At the Lawyers’ Committee for Civil Rights Under Law, Ezra Rosenberg is co-director of the Voting Rights Project. Rosenberg took part in a discussion Friday as part of a National Task Force on Election Crises press panel in which he outlined the legal strategies contained in the recent lawsuits. They fall into three general categories: efforts to demand mass purges of voter rolls; attempts to disqualify absentee ballots, and efforts to change the certification process from the state to the county level.

“This election has been unprecedented in terms of pre-election litigation,” Rosenberg says, noting the difference from 2020 when most of the lawsuits were filed after the election. In 2024, more than 100 have been filed “almost entirely within the month right before the election, which is extraordinary.”

And ineffective, he adds, because such changes violate the 90-day cooling off period under the National Voter Registration Act.

So far, few of the efforts have gained legal traction. My question is whether they are really intended to succeed, or merely provide the conspiratorial smoke necessary help upend a free and fair election.

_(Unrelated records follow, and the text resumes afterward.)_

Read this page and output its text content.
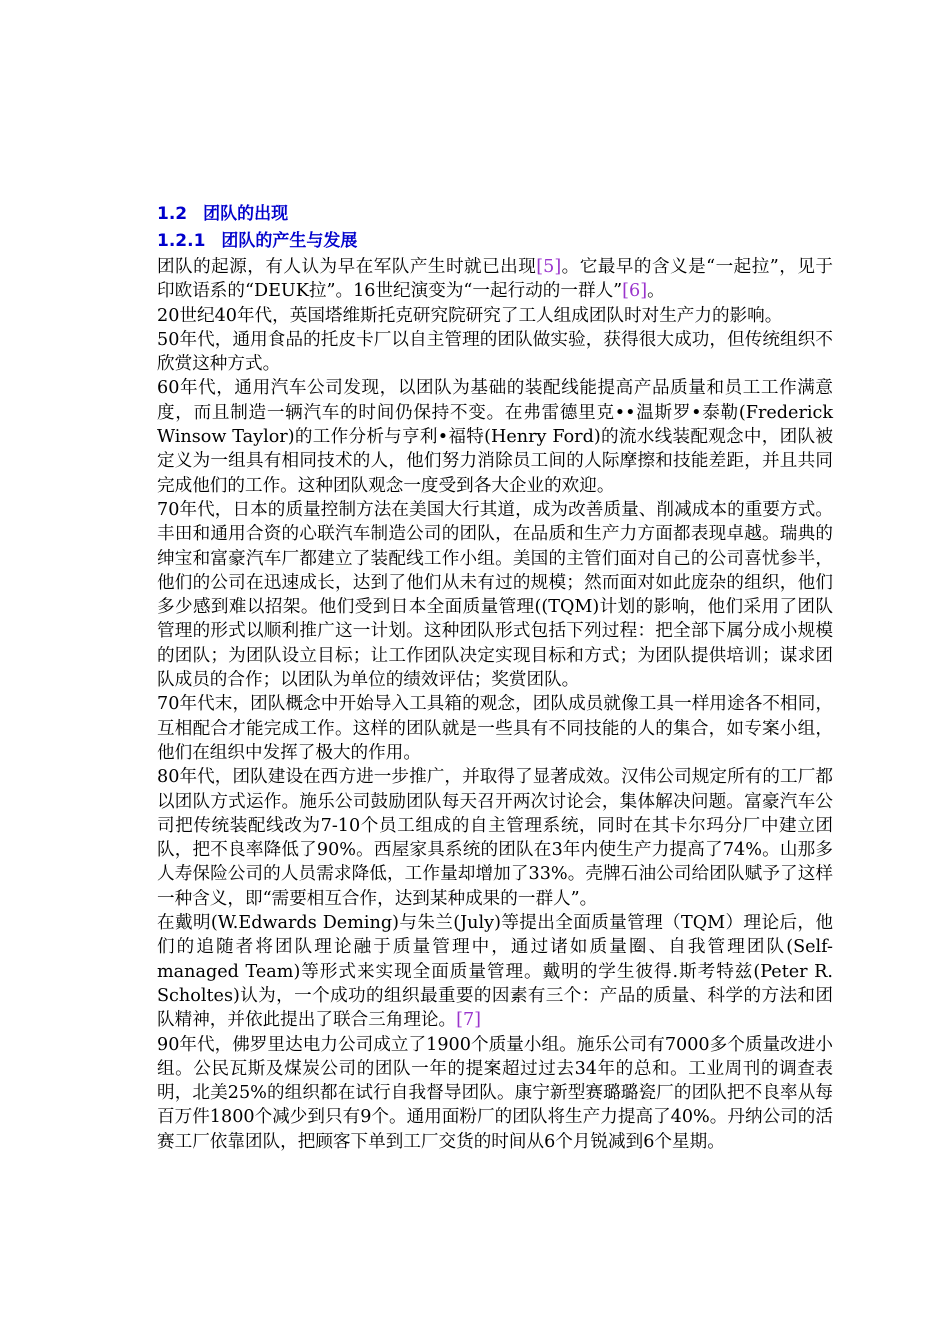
1.2 团队的出现
1.2.1 团队的产生与发展

团队的起源，有人认为早在军队产生时就已出现[5]。它最早的含义是“一起拉”，见于印欧语系的“DEUK拉”。16世纪演变为“一起行动的一群人”[6]。

20世纪40年代，英国塔维斯托克研究院研究了工人组成团队时对生产力的影响。

50年代，通用食品的托皮卡厂以自主管理的团队做实验，获得很大成功，但传统组织不欣赏这种方式。

60年代，通用汽车公司发现，以团队为基础的装配线能提高产品质量和员工工作满意度，而且制造一辆汽车的时间仍保持不变。在弗雷德里克••温斯罗•泰勒(Frederick Winsow Taylor)的工作分析与亨利•福特(Henry Ford)的流水线装配观念中，团队被定义为一组具有相同技术的人，他们努力消除员工间的人际摩擦和技能差距，并且共同完成他们的工作。这种团队观念一度受到各大企业的欢迎。

70年代，日本的质量控制方法在美国大行其道，成为改善质量、削减成本的重要方式。丰田和通用合资的心联汽车制造公司的团队，在品质和生产力方面都表现卓越。瑞典的绅宝和富豪汽车厂都建立了装配线工作小组。美国的主管们面对自己的公司喜忧参半，他们的公司在迅速成长，达到了他们从未有过的规模；然而面对如此庞杂的组织，他们多少感到难以招架。他们受到日本全面质量管理((TQM)计划的影响，他们采用了团队管理的形式以顺利推广这一计划。这种团队形式包括下列过程：把全部下属分成小规模的团队；为团队设立目标；让工作团队决定实现目标和方式；为团队提供培训；谋求团队成员的合作；以团队为单位的绩效评估；奖赏团队。

70年代末，团队概念中开始导入工具箱的观念，团队成员就像工具一样用途各不相同，互相配合才能完成工作。这样的团队就是一些具有不同技能的人的集合，如专案小组，他们在组织中发挥了极大的作用。

80年代，团队建设在西方进一步推广，并取得了显著成效。汉伟公司规定所有的工厂都以团队方式运作。施乐公司鼓励团队每天召开两次讨论会，集体解决问题。富豪汽车公司把传统装配线改为7-10个员工组成的自主管理系统，同时在其卡尔玛分厂中建立团队，把不良率降低了90%。西屋家具系统的团队在3年内使生产力提高了74%。山那多人寿保险公司的人员需求降低，工作量却增加了33%。壳牌石油公司给团队赋予了这样一种含义，即“需要相互合作，达到某种成果的一群人”。

在戴明(W.Edwards Deming)与朱兰(July)等提出全面质量管理（TQM）理论后，他们的追随者将团队理论融于质量管理中，通过诸如质量圈、自我管理团队(Self-managed Team)等形式来实现全面质量管理。戴明的学生彼得.斯考特兹(Peter R. Scholtes)认为，一个成功的组织最重要的因素有三个：产品的质量、科学的方法和团队精神，并依此提出了联合三角理论。[7]

90年代，佛罗里达电力公司成立了1900个质量小组。施乐公司有7000多个质量改进小组。公民瓦斯及煤炭公司的团队一年的提案超过过去34年的总和。工业周刊的调查表明，北美25%的组织都在试行自我督导团队。康宁新型赛璐璐瓷厂的团队把不良率从每百万件1800个减少到只有9个。通用面粉厂的团队将生产力提高了40%。丹纳公司的活赛工厂依靠团队，把顾客下单到工厂交货的时间从6个月锐减到6个星期。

“Sometimes the filing of such appeals or complaints … have a different motive perhaps, and that is to shape public opinion,” Rosenberg says. “And I think it’s unfortunate, because I think the shaping of the opinion is typically to question the validity of election results. Again, we are into fair elections, period. That’s what this is all about. Filing suits for the sake of shaping opinions to question the election is not, in my opinion, a good thing.”

As I’ve warned and whined for months, that means we should anticipate weeks of litigation and congressional and constitutional sleight-of-hand should Trump lose. The guy still can’t admit that he lost the 2020 election, and that it wasn’t “rigged.” Trump has made little secret of his intentions in his half-coy, half-threatening and ever-dissembling way. His surrogates and alarmingly untethered social media influencers have been ginning up the voting paranoia for months.

Given Rosenberg’s sound perspective, it’s probably best for both sides to hold the confetti on Tuesday night – not that I expect them to.

Meanwhile, Nevadans remain flattered by the intense interest in their six electoral votes. It’s certainly added to the daily drama of the 2024 presidential campaign. That both candidates took time to campaign here this late in the race is proof that the election’s outcome could hang in the balance here, “deep in the heart of the golden West.”

Make what you will of the fact they flew in and out on Nevada Day, which was also Halloween.